Photo via Naureen & Ghazaly’s Mayoon and Mehndi
If the wedding is more traditional, there’s no formal dress code for the bridal party – but you still want to ensure that you don’t clash with the bride. South Asian weddings are notoriously colorful, so it’s not as simple as not wearing white. If possible, ask the bride in advance what color scheme she’ll be wearing so you don’t accidentally wear a similiar outfit. But don’t fret too much – lehengas and sarees are like snowflakes in that no two are exactly alike!

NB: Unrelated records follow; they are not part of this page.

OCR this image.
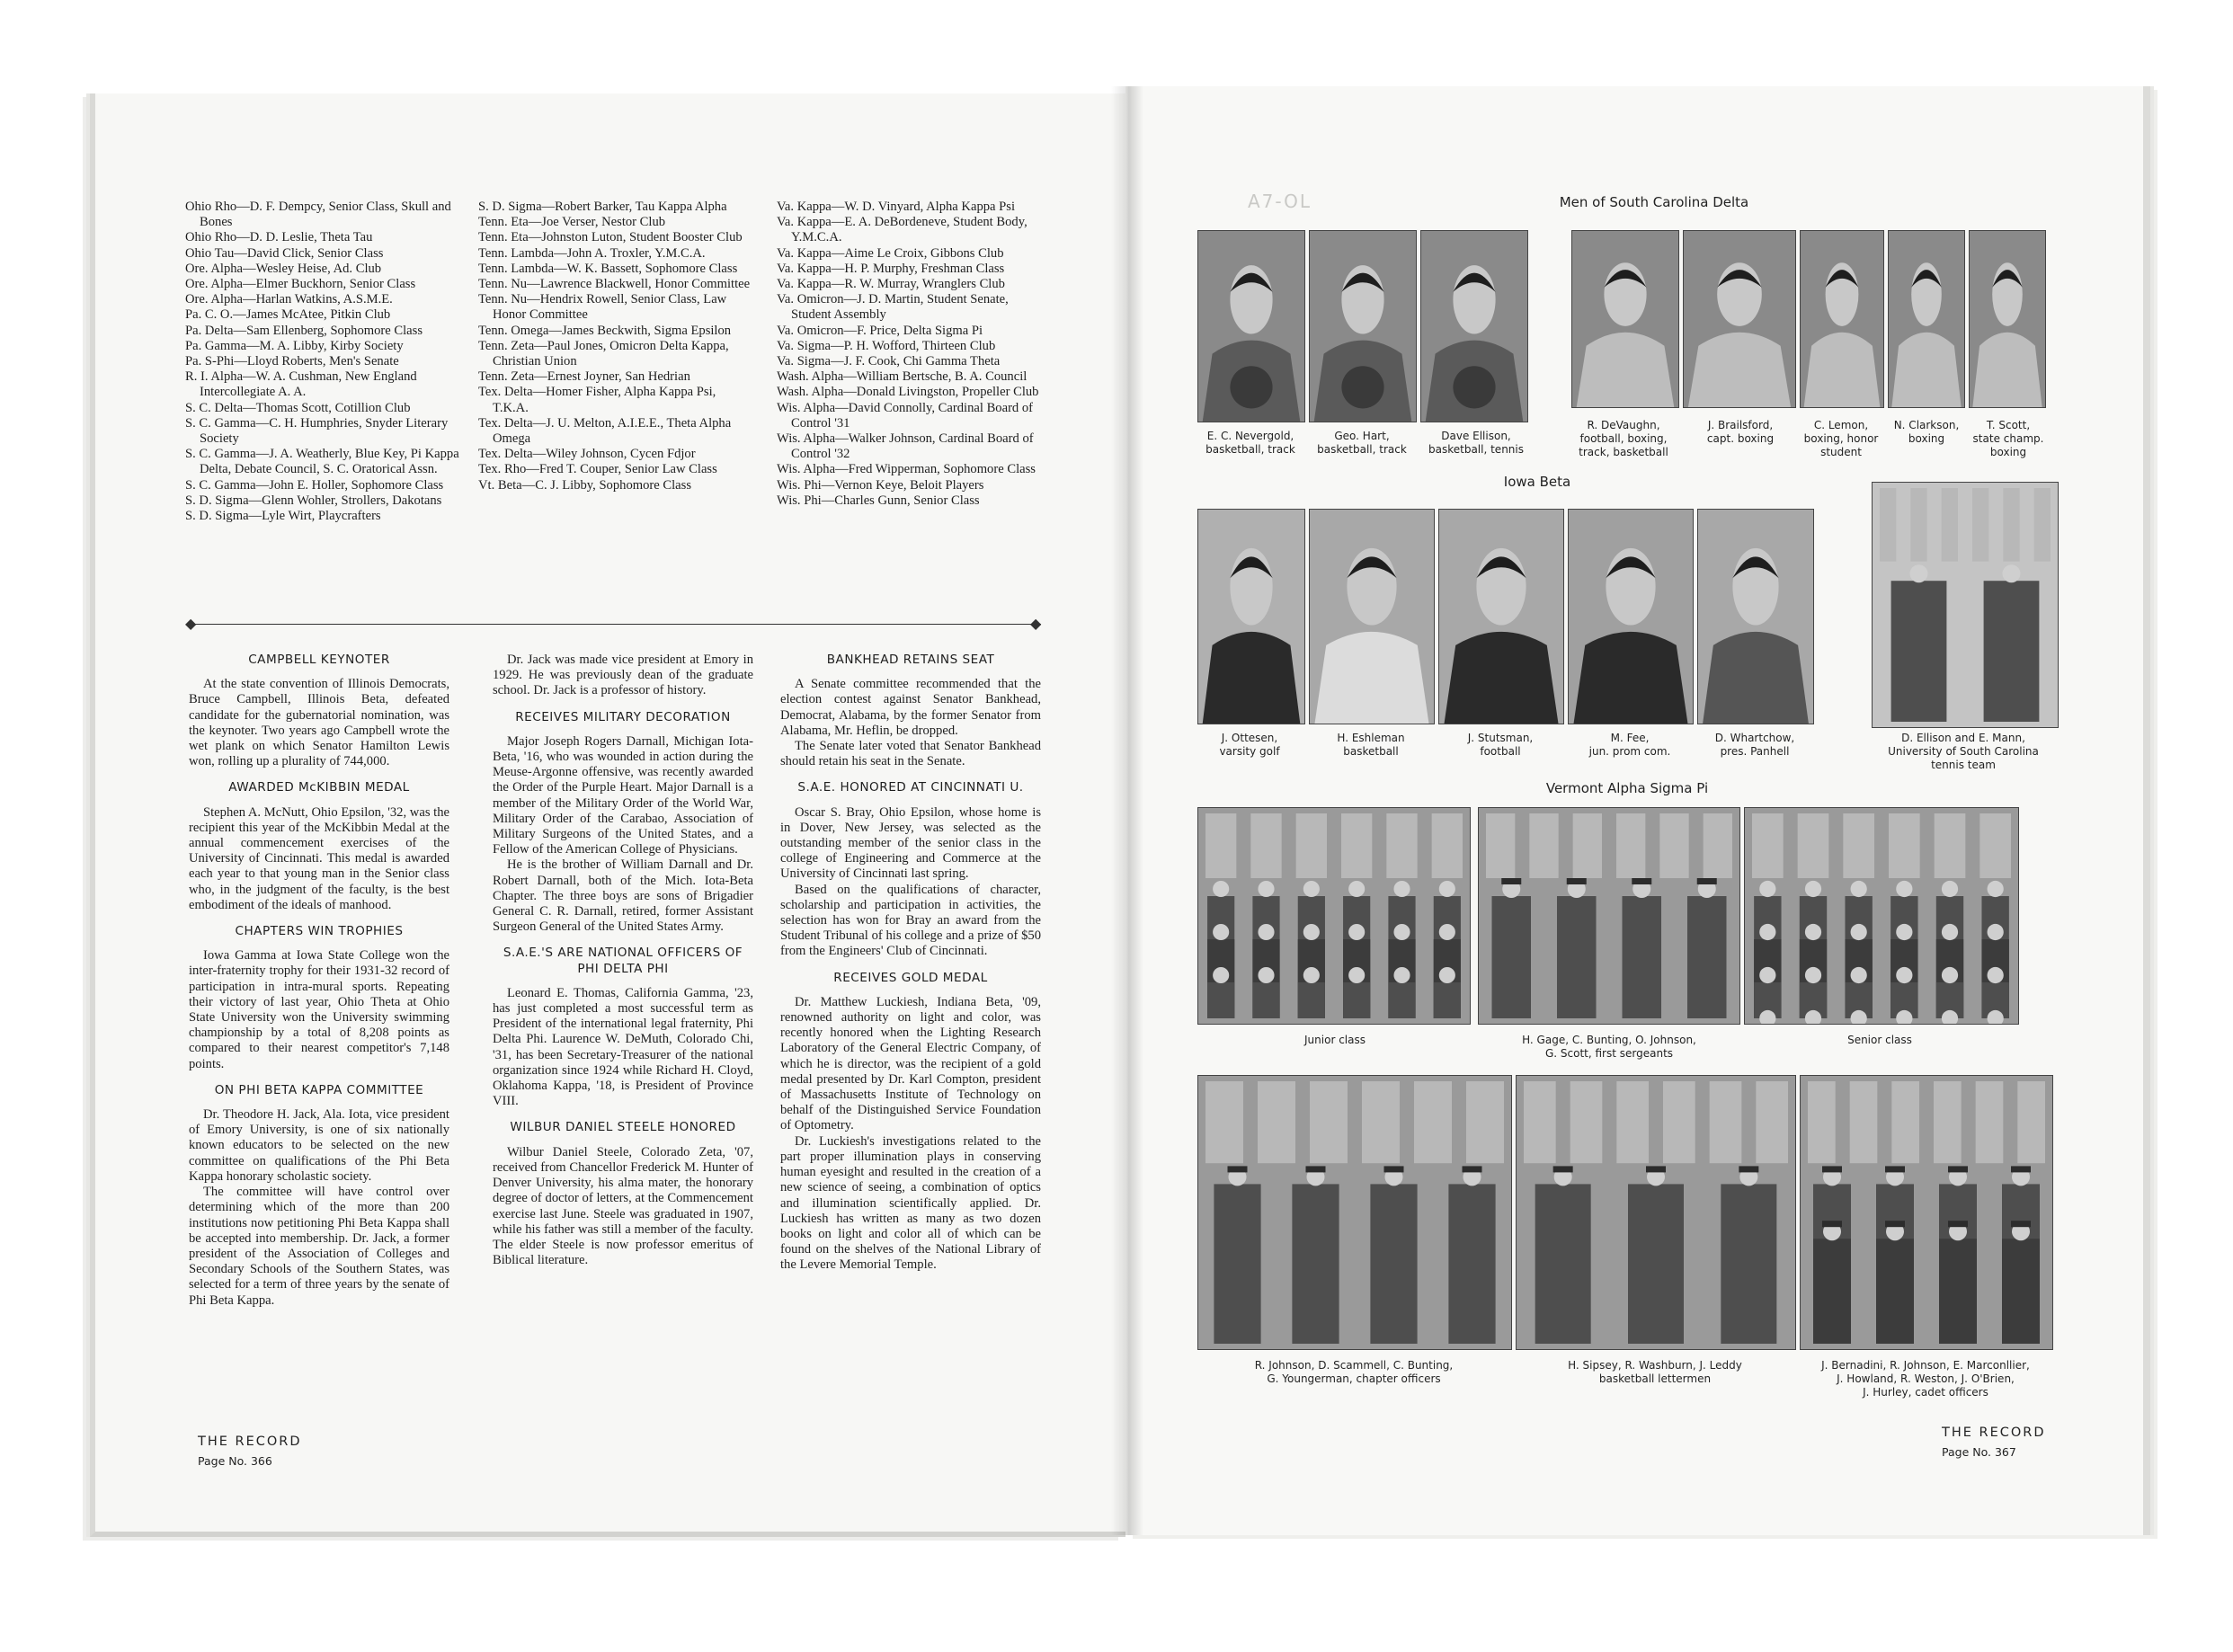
Ohio Rho—D. F. Dempcy, Senior Class, Skull and Bones
Ohio Rho—D. D. Leslie, Theta Tau
Ohio Tau—David Click, Senior Class
Ore. Alpha—Wesley Heise, Ad. Club
Ore. Alpha—Elmer Buckhorn, Senior Class
Ore. Alpha—Harlan Watkins, A.S.M.E.
Pa. C. O.—James McAtee, Pitkin Club
Pa. Delta—Sam Ellenberg, Sophomore Class
Pa. Gamma—M. A. Libby, Kirby Society
Pa. S-Phi—Lloyd Roberts, Men's Senate
R. I. Alpha—W. A. Cushman, New England Intercollegiate A. A.
S. C. Delta—Thomas Scott, Cotillion Club
S. C. Gamma—C. H. Humphries, Snyder Literary Society
S. C. Gamma—J. A. Weatherly, Blue Key, Pi Kappa Delta, Debate Council, S. C. Oratorical Assn.
S. C. Gamma—John E. Holler, Sophomore Class
S. D. Sigma—Glenn Wohler, Strollers, Dakotans
S. D. Sigma—Lyle Wirt, Playcrafters
S. D. Sigma—Robert Barker, Tau Kappa Alpha
Tenn. Eta—Joe Verser, Nestor Club
Tenn. Eta—Johnston Luton, Student Booster Club
Tenn. Lambda—John A. Troxler, Y.M.C.A.
Tenn. Lambda—W. K. Bassett, Sophomore Class
Tenn. Nu—Lawrence Blackwell, Honor Committee
Tenn. Nu—Hendrix Rowell, Senior Class, Law Honor Committee
Tenn. Omega—James Beckwith, Sigma Epsilon
Tenn. Zeta—Paul Jones, Omicron Delta Kappa, Christian Union
Tenn. Zeta—Ernest Joyner, San Hedrian
Tex. Delta—Homer Fisher, Alpha Kappa Psi, T.K.A.
Tex. Delta—J. U. Melton, A.I.E.E., Theta Alpha Omega
Tex. Delta—Wiley Johnson, Cycen Fdjor
Tex. Rho—Fred T. Couper, Senior Law Class
Vt. Beta—C. J. Libby, Sophomore Class
Va. Kappa—W. D. Vinyard, Alpha Kappa Psi
Va. Kappa—E. A. DeBordeneve, Student Body, Y.M.C.A.
Va. Kappa—Aime Le Croix, Gibbons Club
Va. Kappa—H. P. Murphy, Freshman Class
Va. Kappa—R. W. Murray, Wranglers Club
Va. Omicron—J. D. Martin, Student Senate, Student Assembly
Va. Omicron—F. Price, Delta Sigma Pi
Va. Sigma—P. H. Wofford, Thirteen Club
Va. Sigma—J. F. Cook, Chi Gamma Theta
Wash. Alpha—William Bertsche, B. A. Council
Wash. Alpha—Donald Livingston, Propeller Club
Wis. Alpha—David Connolly, Cardinal Board of Control '31
Wis. Alpha—Walker Johnson, Cardinal Board of Control '32
Wis. Alpha—Fred Wipperman, Sophomore Class
Wis. Phi—Vernon Keye, Beloit Players
Wis. Phi—Charles Gunn, Senior Class
◆	◆
CAMPBELL KEYNOTER

At the state convention of Illinois Democrats, Bruce Campbell, Illinois Beta, defeated candidate for the gubernatorial nomination, was the keynoter. Two years ago Campbell wrote the wet plank on which Senator Hamilton Lewis won, rolling up a plurality of 744,000.

AWARDED McKIBBIN MEDAL

Stephen A. McNutt, Ohio Epsilon, '32, was the recipient this year of the McKibbin Medal at the annual commencement exercises of the University of Cincinnati. This medal is awarded each year to that young man in the Senior class who, in the judgment of the faculty, is the best embodiment of the ideals of manhood.

CHAPTERS WIN TROPHIES

Iowa Gamma at Iowa State College won the inter-fraternity trophy for their 1931-32 record of participation in intra-mural sports. Repeating their victory of last year, Ohio Theta at Ohio State University won the University swimming championship by a total of 8,208 points as compared to their nearest competitor's 7,148 points.

ON PHI BETA KAPPA COMMITTEE

Dr. Theodore H. Jack, Ala. Iota, vice president of Emory University, is one of six nationally known educators to be selected on the new committee on qualifications of the Phi Beta Kappa honorary scholastic society.

The committee will have control over determining which of the more than 200 institutions now petitioning Phi Beta Kappa shall be accepted into membership. Dr. Jack, a former president of the Association of Colleges and Secondary Schools of the Southern States, was selected for a term of three years by the senate of Phi Beta Kappa.

Dr. Jack was made vice president at Emory in 1929. He was previously dean of the graduate school. Dr. Jack is a professor of history.

RECEIVES MILITARY DECORATION

Major Joseph Rogers Darnall, Michigan Iota-Beta, '16, who was wounded in action during the Meuse-Argonne offensive, was recently awarded the Order of the Purple Heart. Major Darnall is a member of the Military Order of the World War, Military Order of the Carabao, Association of Military Surgeons of the United States, and a Fellow of the American College of Physicians.

He is the brother of William Darnall and Dr. Robert Darnall, both of the Mich. Iota-Beta Chapter. The three boys are sons of Brigadier General C. R. Darnall, retired, former Assistant Surgeon General of the United States Army.

S.A.E.'S ARE NATIONAL OFFICERS OF PHI DELTA PHI

Leonard E. Thomas, California Gamma, '23, has just completed a most successful term as President of the international legal fraternity, Phi Delta Phi. Laurence W. DeMuth, Colorado Chi, '31, has been Secretary-Treasurer of the national organization since 1924 while Richard H. Cloyd, Oklahoma Kappa, '18, is President of Province VIII.

WILBUR DANIEL STEELE HONORED

Wilbur Daniel Steele, Colorado Zeta, '07, received from Chancellor Frederick M. Hunter of Denver University, his alma mater, the honorary degree of doctor of letters, at the Commencement exercise last June. Steele was graduated in 1907, while his father was still a member of the faculty. The elder Steele is now professor emeritus of Biblical literature.

BANKHEAD RETAINS SEAT

A Senate committee recommended that the election contest against Senator Bankhead, Democrat, Alabama, by the former Senator from Alabama, Mr. Heflin, be dropped.

The Senate later voted that Senator Bankhead should retain his seat in the Senate.

S.A.E. HONORED AT CINCINNATI U.

Oscar S. Bray, Ohio Epsilon, whose home is in Dover, New Jersey, was selected as the outstanding member of the senior class in the college of Engineering and Commerce at the University of Cincinnati last spring.

Based on the qualifications of character, scholarship and participation in activities, the selection has won for Bray an award from the Student Tribunal of his college and a prize of $50 from the Engineers' Club of Cincinnati.

RECEIVES GOLD MEDAL

Dr. Matthew Luckiesh, Indiana Beta, '09, renowned authority on light and color, was recently honored when the Lighting Research Laboratory of the General Electric Company, of which he is director, was the recipient of a gold medal presented by Dr. Karl Compton, president of Massachusetts Institute of Technology on behalf of the Distinguished Service Foundation of Optometry.

Dr. Luckiesh's investigations related to the part proper illumination plays in conserving human eyesight and resulted in the creation of a new science of seeing, a combination of optics and illumination scientifically applied. Dr. Luckiesh has written as many as two dozen books on light and color all of which can be found on the shelves of the National Library of the Levere Memorial Temple.

THE RECORD
Page No. 366
A7-OL	Men of South Carolina Delta
E. C. Nevergold,
basketball, track
Geo. Hart,
basketball, track
Dave Ellison,
basketball, tennis
R. DeVaughn,
football, boxing,
track, basketball
J. Brailsford,
capt. boxing
C. Lemon,
boxing, honor
student
N. Clarkson,
boxing
T. Scott,
state champ.
boxing
J. Ottesen,
varsity golf
H. Eshleman
basketball
J. Stutsman,
football
M. Fee,
jun. prom com.
D. Whartchow,
pres. Panhell
D. Ellison and E. Mann,
University of South Carolina
tennis team
Junior class	H. Gage, C. Bunting, O. Johnson,
G. Scott, first sergeants
Senior class
R. Johnson, D. Scammell, C. Bunting,
G. Youngerman, chapter officers
H. Sipsey, R. Washburn, J. Leddy
basketball lettermen
J. Bernadini, R. Johnson, E. Marconllier,
J. Howland, R. Weston, J. O'Brien,
J. Hurley, cadet officers
Iowa Beta
Vermont Alpha Sigma Pi
THE RECORD
Page No. 367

5. Prepare yourself and stay hydrated!
South Asian weddings are like Catholic weddings times 10 – there’s more ceremonies, more guests, and more chaos (but also more time to celebrate!) Your traditional bridesmaids/Maid of Honor duties won’t just last one day. You’ll have to keep your cool and help the bride manage her wardrobe, venue, guests, and any mishaps throughout the multiday wedding.
Photo via Kimberly Photography
So treat yourself well. Stay hydrated (especially if the wedding is in super hot India), take breaks for food, and most of all, take a long, deep breath and remember how much you love the bride and want to help her make her special day as amazing as possible!